'The funeral of Shelley', Louis Edouard Fournier, 1889
Oil on canvas, 129.5 x 213.4cm
Percy Bysshe Shelley, the Romantic poet, drowned in 1822. His yacht was wrecked in a storm in the Gulf of Spezzia, Italy. His body was cremated and his remains later buried at the Protestant cemetery in Rome.
Fournier's painting shows the funeral pyre surrounded by three of the dead poet's closest friends. From left to right they are the author and adventurer Trelawny and Shelley’s fellow-poets Leigh Hunt and Byron. In Trelawny's own account of the event, 'Recollections of the Last Days of Shelley and Byron', he described the hot August day on which the funeral took place.
Fournier chose to ignore this aspect of the description. Instead he depicted the weather as grey and cold to accentuate the sombre and dramatic mood of the piece.
A poem inspired by this painting!
Joe Giess entered our 'Get Inspired...at the Walker' poetry competition and wrote this poem inspired by 'The funeral of Shelley'.

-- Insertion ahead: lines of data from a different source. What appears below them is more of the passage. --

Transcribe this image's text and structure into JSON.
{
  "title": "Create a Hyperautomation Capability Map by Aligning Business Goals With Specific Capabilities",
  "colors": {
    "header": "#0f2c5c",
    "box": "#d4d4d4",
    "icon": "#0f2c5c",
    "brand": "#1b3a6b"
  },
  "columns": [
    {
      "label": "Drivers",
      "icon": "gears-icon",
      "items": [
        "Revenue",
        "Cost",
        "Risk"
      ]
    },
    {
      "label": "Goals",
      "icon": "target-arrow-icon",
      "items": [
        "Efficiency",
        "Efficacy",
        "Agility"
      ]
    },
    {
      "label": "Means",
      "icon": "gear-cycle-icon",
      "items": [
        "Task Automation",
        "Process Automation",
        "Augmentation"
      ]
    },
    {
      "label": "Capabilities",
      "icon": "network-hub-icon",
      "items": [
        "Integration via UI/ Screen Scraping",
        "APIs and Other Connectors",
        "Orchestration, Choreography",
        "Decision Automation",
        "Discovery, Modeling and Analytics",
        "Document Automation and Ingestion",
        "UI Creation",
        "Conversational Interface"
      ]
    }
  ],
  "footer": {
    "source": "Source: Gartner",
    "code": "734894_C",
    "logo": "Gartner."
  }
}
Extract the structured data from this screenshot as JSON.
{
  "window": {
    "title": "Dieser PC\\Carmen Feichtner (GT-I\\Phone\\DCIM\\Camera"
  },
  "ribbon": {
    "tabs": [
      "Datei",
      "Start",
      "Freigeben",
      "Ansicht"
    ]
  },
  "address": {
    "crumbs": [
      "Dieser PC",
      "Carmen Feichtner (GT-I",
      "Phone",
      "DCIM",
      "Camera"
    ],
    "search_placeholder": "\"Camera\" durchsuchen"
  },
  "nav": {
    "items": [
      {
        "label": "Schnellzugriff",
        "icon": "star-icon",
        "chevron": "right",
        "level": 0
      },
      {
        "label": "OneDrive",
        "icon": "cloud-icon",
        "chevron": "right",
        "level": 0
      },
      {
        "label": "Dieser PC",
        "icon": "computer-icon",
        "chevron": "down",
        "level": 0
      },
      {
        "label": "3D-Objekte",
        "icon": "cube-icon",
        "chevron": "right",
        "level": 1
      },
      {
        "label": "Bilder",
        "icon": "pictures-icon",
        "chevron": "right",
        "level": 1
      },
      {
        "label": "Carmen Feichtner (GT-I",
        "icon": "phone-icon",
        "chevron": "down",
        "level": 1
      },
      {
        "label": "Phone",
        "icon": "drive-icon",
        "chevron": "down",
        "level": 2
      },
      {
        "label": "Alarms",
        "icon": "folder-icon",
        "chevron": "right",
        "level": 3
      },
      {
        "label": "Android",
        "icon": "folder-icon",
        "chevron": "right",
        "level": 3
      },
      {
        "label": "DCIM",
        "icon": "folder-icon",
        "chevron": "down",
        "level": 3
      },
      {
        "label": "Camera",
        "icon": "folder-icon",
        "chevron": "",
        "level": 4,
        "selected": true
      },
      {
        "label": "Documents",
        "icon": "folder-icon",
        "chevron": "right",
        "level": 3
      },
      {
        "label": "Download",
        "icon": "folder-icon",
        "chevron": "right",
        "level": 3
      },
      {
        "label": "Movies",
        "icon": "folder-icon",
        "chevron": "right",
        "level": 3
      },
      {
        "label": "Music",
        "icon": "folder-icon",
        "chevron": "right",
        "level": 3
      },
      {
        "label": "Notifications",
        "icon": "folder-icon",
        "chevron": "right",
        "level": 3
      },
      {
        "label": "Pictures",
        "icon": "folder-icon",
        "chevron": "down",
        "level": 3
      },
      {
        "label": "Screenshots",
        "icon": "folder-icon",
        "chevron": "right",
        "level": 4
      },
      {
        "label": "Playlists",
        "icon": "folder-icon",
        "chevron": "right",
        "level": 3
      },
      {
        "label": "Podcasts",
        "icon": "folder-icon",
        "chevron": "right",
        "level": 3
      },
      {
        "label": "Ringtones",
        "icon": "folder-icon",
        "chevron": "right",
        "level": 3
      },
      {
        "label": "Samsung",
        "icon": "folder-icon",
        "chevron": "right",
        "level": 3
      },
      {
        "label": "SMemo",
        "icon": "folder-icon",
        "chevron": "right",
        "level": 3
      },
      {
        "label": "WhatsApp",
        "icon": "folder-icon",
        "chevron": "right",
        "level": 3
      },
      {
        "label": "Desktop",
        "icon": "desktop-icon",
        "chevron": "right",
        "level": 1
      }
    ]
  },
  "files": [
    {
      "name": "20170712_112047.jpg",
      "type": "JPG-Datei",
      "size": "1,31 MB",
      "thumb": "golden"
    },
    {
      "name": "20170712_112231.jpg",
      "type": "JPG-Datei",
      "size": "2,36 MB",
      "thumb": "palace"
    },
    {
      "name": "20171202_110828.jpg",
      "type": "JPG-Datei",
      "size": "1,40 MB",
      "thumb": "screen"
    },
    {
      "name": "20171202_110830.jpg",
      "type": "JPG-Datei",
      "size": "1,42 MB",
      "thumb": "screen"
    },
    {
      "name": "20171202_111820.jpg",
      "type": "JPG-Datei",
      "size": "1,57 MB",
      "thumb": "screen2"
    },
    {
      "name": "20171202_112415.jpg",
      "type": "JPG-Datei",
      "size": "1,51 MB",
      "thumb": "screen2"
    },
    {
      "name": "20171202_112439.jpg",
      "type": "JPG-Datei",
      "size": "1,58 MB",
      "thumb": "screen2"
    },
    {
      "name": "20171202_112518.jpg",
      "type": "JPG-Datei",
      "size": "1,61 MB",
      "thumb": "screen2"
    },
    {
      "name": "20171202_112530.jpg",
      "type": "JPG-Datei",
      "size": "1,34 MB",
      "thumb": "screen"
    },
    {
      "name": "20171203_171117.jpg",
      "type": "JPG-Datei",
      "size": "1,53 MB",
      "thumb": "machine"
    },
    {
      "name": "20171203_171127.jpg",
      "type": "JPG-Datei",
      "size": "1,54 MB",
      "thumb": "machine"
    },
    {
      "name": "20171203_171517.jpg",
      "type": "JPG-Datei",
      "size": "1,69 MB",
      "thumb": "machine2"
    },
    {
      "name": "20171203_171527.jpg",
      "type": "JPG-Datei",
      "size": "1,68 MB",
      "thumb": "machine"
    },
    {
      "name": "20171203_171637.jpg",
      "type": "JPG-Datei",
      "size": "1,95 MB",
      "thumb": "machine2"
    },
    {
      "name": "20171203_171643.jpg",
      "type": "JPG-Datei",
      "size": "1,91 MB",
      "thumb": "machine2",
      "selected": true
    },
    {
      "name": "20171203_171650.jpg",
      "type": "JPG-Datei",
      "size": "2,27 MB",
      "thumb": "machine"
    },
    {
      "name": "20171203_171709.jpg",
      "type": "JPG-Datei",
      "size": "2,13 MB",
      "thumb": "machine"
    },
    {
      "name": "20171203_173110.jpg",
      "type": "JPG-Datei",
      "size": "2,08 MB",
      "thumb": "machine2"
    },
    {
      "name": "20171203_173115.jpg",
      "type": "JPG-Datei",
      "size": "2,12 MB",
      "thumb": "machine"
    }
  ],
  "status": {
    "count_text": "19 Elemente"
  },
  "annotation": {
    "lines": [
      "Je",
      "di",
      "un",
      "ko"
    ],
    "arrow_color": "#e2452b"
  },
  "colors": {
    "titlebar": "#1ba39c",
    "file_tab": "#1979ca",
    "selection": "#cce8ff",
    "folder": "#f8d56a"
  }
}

Ode to 'The funeral of Shelley'
A drop of smoke,
A soul departs
From these torched charred remains
With a burnt backbone
Of experience and wisdom,
Framed in one scene, life is shown
With a ribcage of fragility
Small fires burn long
For the human gods
Which darkly smoke pours from
And it has clouded all beauty
His tides have hit hard upon our coasts
And the sunken; still breathing
Will sigh, a deep bleak poisoned wind
Suffocation and wane
And as this sunken crowd gathers & throngs
Speechless, now wanton, waiting for your song
An infinite silence has fallen, it has deafened
All lives living, dying and waiting to be born.
I gaze, at each weighted brushstroke
Layers of pigmented memory,
Will forever be a muse upon
The dark moonlight mile,
And deep inside the burnt heavens,
Within all ash is honour,
And within the man was love,
Love; now lost,
And when I sleep upon the painted beaches
Of death and creation,
I wish art can immortalize me like this.